Shaded Stone vs Smooth White
Shaded Stone (Dulux) and Smooth White (Jotun) come from different manufacturers. Shaded Stone reads as beige-greige, while Smooth White reads as greige-grey — two distinct hue families, not close cousins. The 3-point LRV gap — 59 for Smooth White vs 56 for Shaded Stone — means Smooth White will open up a space more effectively. Both share a warm character, which means they'll respond to light and surrounding materials in similar ways. A ΔE of 2.8 puts them in subtle territory — distinguishable in direct comparison, less so from across a room. Below you'll find 5 real-room photo comparisons where both colors appear side by side, plus 5 simulated room previews.
Shaded Stone vs Smooth White in Real Spaces
5 real rooms side by side. Shaded Stone and Smooth White are close enough that the difference can be hard to judge from a chip alone — these photos show how each reads at scale, across different spaces and lighting conditions.
Living Room
A living room wall sees more varied light than almost any other surface in the house, which makes the choice between these two more nuanced than a chip suggests. Smooth White reads slightly lighter here — a subtle but real difference in how open the space feels.
Bedroom
Bedrooms are typically lit with warmer, lower light than the rest of the house — a condition that flatters warm tones and deepens cool ones. Smooth White has the edge in reflectance, which shows as a quiet sense of added space rather than an obvious contrast.
Kitchen
Kitchens often have the harshest, most revealing light in the house — under-cabinet LEDs and overhead fixtures that strip away subtlety. Smooth White has the edge in reflectance, which shows as a quiet sense of added space rather than an obvious contrast.
Dining Room
Dining rooms often rely on warm incandescent or candlelight, which flatters warm undertones and mutes cool ones. The brightness difference is modest but present — Smooth White gives the walls a little more lift.
Bathroom
Small bathrooms intensify color. A shade that seems quiet in a larger room can feel immersive when you're surrounded by it on four walls. Smooth White has the edge in reflectance, which shows as a quiet sense of added space rather than an obvious contrast.
Color Details
Shaded Stone vs Smooth White Simulated Comparison
5 simulated room previews — drag the slider on each to see Shaded Stone on one side and Smooth White on the other.
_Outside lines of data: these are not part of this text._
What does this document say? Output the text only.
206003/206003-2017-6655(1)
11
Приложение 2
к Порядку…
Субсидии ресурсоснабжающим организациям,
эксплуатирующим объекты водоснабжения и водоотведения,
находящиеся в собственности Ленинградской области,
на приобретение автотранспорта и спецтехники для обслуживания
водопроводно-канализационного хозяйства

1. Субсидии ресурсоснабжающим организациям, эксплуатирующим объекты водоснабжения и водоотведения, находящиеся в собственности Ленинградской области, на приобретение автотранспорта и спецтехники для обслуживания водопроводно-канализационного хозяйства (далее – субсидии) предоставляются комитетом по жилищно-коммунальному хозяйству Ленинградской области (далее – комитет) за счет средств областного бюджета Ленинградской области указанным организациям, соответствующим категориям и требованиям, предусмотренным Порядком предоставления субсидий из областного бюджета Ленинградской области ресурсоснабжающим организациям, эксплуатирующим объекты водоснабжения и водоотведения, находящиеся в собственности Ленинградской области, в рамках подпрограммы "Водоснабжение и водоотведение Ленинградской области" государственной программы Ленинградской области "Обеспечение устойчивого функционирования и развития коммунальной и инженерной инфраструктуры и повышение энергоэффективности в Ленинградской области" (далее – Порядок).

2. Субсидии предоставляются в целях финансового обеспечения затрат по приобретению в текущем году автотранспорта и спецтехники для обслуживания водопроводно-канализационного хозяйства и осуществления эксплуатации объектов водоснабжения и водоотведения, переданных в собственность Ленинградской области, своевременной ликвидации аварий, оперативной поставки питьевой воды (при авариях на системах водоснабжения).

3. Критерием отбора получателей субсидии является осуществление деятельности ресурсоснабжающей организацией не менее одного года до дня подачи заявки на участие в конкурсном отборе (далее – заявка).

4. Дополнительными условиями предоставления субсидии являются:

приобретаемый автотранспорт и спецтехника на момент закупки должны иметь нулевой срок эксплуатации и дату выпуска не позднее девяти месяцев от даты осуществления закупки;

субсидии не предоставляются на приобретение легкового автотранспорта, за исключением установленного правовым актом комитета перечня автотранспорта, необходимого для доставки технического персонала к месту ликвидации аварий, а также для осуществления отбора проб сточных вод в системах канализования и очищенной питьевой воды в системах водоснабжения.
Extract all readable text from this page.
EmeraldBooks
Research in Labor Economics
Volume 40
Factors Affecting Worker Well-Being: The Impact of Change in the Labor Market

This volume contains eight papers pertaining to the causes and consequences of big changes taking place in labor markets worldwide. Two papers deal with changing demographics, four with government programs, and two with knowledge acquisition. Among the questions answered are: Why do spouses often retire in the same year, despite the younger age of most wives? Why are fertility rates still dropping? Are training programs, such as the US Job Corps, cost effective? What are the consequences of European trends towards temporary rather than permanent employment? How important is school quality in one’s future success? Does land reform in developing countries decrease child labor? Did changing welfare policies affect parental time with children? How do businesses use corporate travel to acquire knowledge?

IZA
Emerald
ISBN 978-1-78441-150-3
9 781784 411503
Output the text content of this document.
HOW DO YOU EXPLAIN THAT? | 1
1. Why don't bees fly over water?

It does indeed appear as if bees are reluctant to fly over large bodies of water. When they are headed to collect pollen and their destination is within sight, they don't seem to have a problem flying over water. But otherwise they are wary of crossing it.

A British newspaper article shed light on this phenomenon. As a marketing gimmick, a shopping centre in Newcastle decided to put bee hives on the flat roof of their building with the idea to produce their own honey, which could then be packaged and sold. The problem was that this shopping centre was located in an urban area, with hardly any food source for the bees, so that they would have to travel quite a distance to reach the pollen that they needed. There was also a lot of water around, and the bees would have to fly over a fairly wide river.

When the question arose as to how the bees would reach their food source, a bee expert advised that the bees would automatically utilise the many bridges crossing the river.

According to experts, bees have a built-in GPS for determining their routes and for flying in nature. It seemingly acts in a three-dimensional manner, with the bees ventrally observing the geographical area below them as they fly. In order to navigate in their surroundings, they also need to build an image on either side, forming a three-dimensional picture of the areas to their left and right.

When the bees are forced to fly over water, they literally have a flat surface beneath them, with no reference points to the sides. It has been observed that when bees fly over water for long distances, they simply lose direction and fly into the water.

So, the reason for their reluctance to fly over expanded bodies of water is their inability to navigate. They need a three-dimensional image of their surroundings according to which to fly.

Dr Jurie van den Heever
Digital color is approximate. These simulations are generated from the manufacturer's hex values and overlaid on grayscale room photos — your screen's calibration, brightness, and viewing angle all affect how they render. Before committing to either color, test physical samples in your own space under the light you actually live with.
More Shaded Stone comparisons
See how Shaded Stone stacks up against other well-photographed colors across different brands and tones.